Em O Mapa e o Território, o autor aparece de uma maneira um pouco distinta do que acontece na autoficção (ou, ao menos, no que eu entendo como sendo autoficção). Ele é apenas um personagem do livro, sem que a voz do personagem se confunda com a voz do narrador impessoal (heterodiegético, diriam alguns). Com o mesmo nome do autor real, Michel Houellebecq aparece na trama como um escritor contratado por Jed Martin para escrever o catálogo de sua exposição de pinturas e desperta no artista um sentimento muito próximo da amizade.
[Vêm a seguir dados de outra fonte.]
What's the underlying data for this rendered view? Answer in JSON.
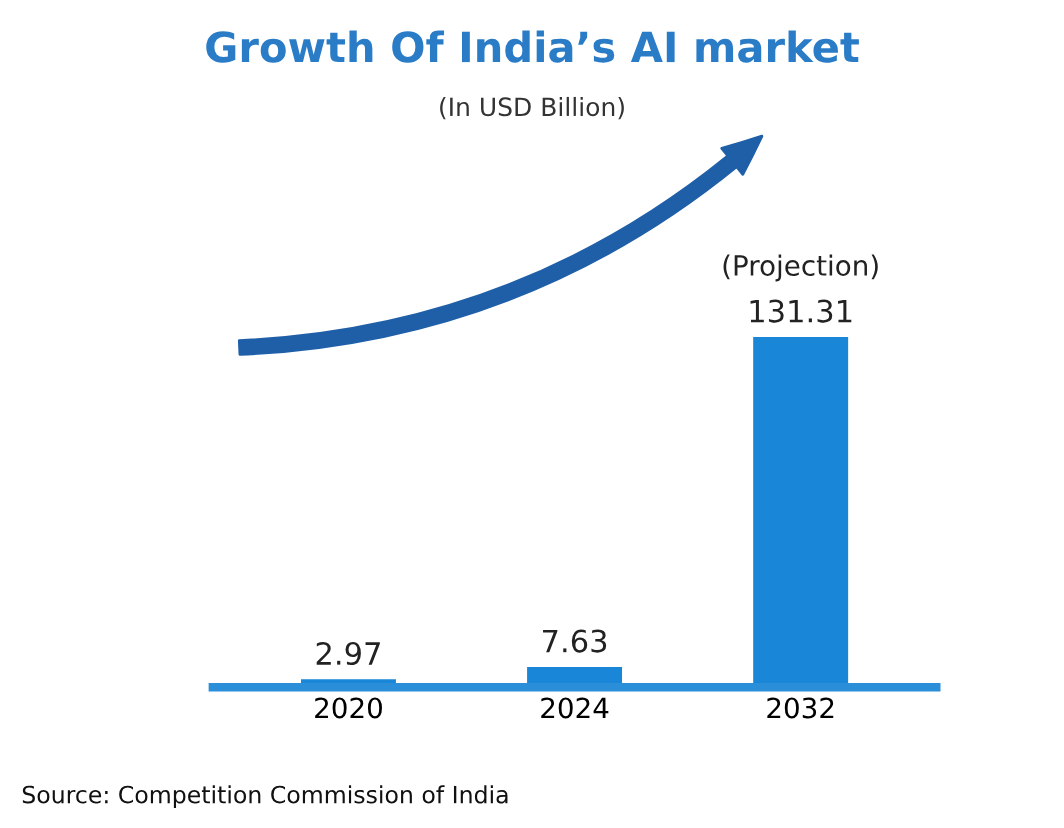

Mais do que apenas se autorrepresentar, o que mais chama atenção é o modo de autorrepresentação escolhido pelo premiado escritor francês. O Houellebecq ficcional é um misantropo amargurado e alcoólatra, que vive sozinho com seu cão e suas muitas garrafas de vinhos.

É intrigante ver como alguns escritores contemporâneos, escolhendo se autorrepresentar, se autofigurar ou se autoficcionalizar (nem sempre me é muito clara a diferença entre essas três ações), deliberam fazer uma má figura de si próprios. Houellebecq, no entanto, vai além. Não satisfeito em fazer um autorretrato como um homem consumido por uma obsessão ardente e autodestrutiva (o próprio Jed Martin faz um retrato do seu quase-amigo Houellebecq em que se destaca seu olhar febril), não satisfeito com isso, resolve perpetrar contra sua persona ficcional o mais cruel dos destinos que um autor pode conceder a um personagem. Num momento em que o livro dá uma guinada, saindo das páginas culturais para a seção policial, Houellebecq, o autor, narra com vagar luxurioso o assassinato de Houellebecq, o personagem. Decapitado e com o corpo todo estripado em pequenos pedaços de carne espalhados no chão da sala de estar de sua casa no interior da França.
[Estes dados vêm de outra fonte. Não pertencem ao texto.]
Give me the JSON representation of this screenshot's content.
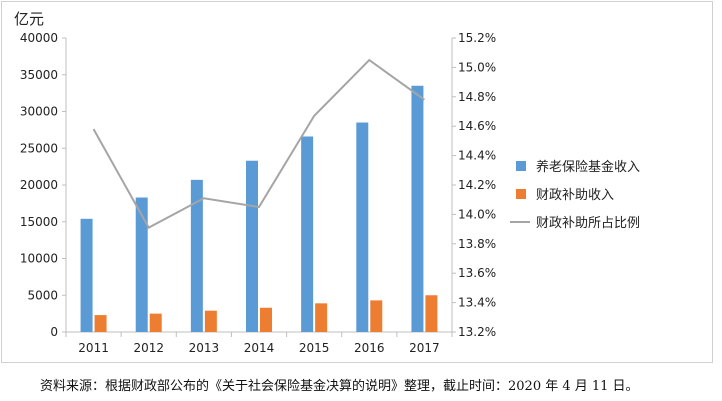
{
  "chart_data": {
    "type": "bar",
    "unit_label": "亿元",
    "categories": [
      "2011",
      "2012",
      "2013",
      "2014",
      "2015",
      "2016",
      "2017"
    ],
    "series": [
      {
        "name": "养老保险基金收入",
        "kind": "bar",
        "axis": "left",
        "values": [
          15400,
          18300,
          20700,
          23300,
          26600,
          28500,
          33500
        ]
      },
      {
        "name": "财政补助收入",
        "kind": "bar",
        "axis": "left",
        "values": [
          2300,
          2500,
          2900,
          3300,
          3900,
          4300,
          5000
        ]
      },
      {
        "name": "财政补助所占比例",
        "kind": "line",
        "axis": "right",
        "values": [
          14.58,
          13.91,
          14.11,
          14.05,
          14.67,
          15.05,
          14.78
        ]
      }
    ],
    "ylim_left": [
      0,
      40000
    ],
    "yticks_left": [
      "0",
      "5000",
      "10000",
      "15000",
      "20000",
      "25000",
      "30000",
      "35000",
      "40000"
    ],
    "ylim_right": [
      13.2,
      15.2
    ],
    "yticks_right": [
      "13.2%",
      "13.4%",
      "13.6%",
      "13.8%",
      "14.0%",
      "14.2%",
      "14.4%",
      "14.6%",
      "14.8%",
      "15.0%",
      "15.2%"
    ],
    "legend_position": "right",
    "grid": false,
    "colors": {
      "bar1": "#5b9bd5",
      "bar2": "#ed7d31",
      "line": "#a5a5a5"
    }
  },
  "source_note": "资料来源：根据财政部公布的《关于社会保险基金决算的说明》整理，截止时间：2020 年 4 月 11 日。"
}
É Jed Martin que, convidado pela polícia a ajudar no caso, faz a relação do assassinato de Hoellebecq com a arte. Sem saber do que se tratava, observa que as fotos da cena do crime se pareciam com uma imitação vulgar de Pollock… Aqui, o tema da arte contemporânea e o mote da inscrição do autor se unem. E isso graças a um terceiro elemento que tem me interessado cada dia mais: a união, nos romances contemporâneos, da violência com a arte. Ou, mais especificamente, a narração da arte como um ofício perigoso, quase sempre relacionada a atos de violência extrema.

Esse tema, inclusive, apareceu brevemente num post recente do blog em que mencionei o caso do pintor nova-iorquino Edwin Jhons (um personagem da galeria do romanção 2666, de Roberto Bolaño) que decepa sua mão para incorporá-la num quadro. Neste mesmo post, cito um artigo do crítico de arte cubano Iván de la Nuez, “Cuando el arte mata”, que fala justamente sobre essa união mórbida da arte com a morte na literatura contemporânea. Lá está disponível, para quem estiver interessado, uma pequena galeria de artistas desajustados. Aqui, no caso de Houellebecq, o que eu gostaria de destacar é o triângulo (não diria amoroso, mas certamente prazeroso, esteticamente) entre a arte, a violência e a autorrepresentação autoral. Três motes proeminentes das narrativas contemporâneas, que são manejados de modo magistral neste romance disparador uma série de reflexões sobre a condição do artista frente à sociedade contemporânea e sobre o frágil destino do homem, que luta com seus mapas, sua indústria, suas profissões, enfim, com todas as ferramentas que compõem a trama quimérica da civilização, contra a natureza implacável que avança sobre nós e nos lembra, a cada instante que passa, da inevitabilidade da morte.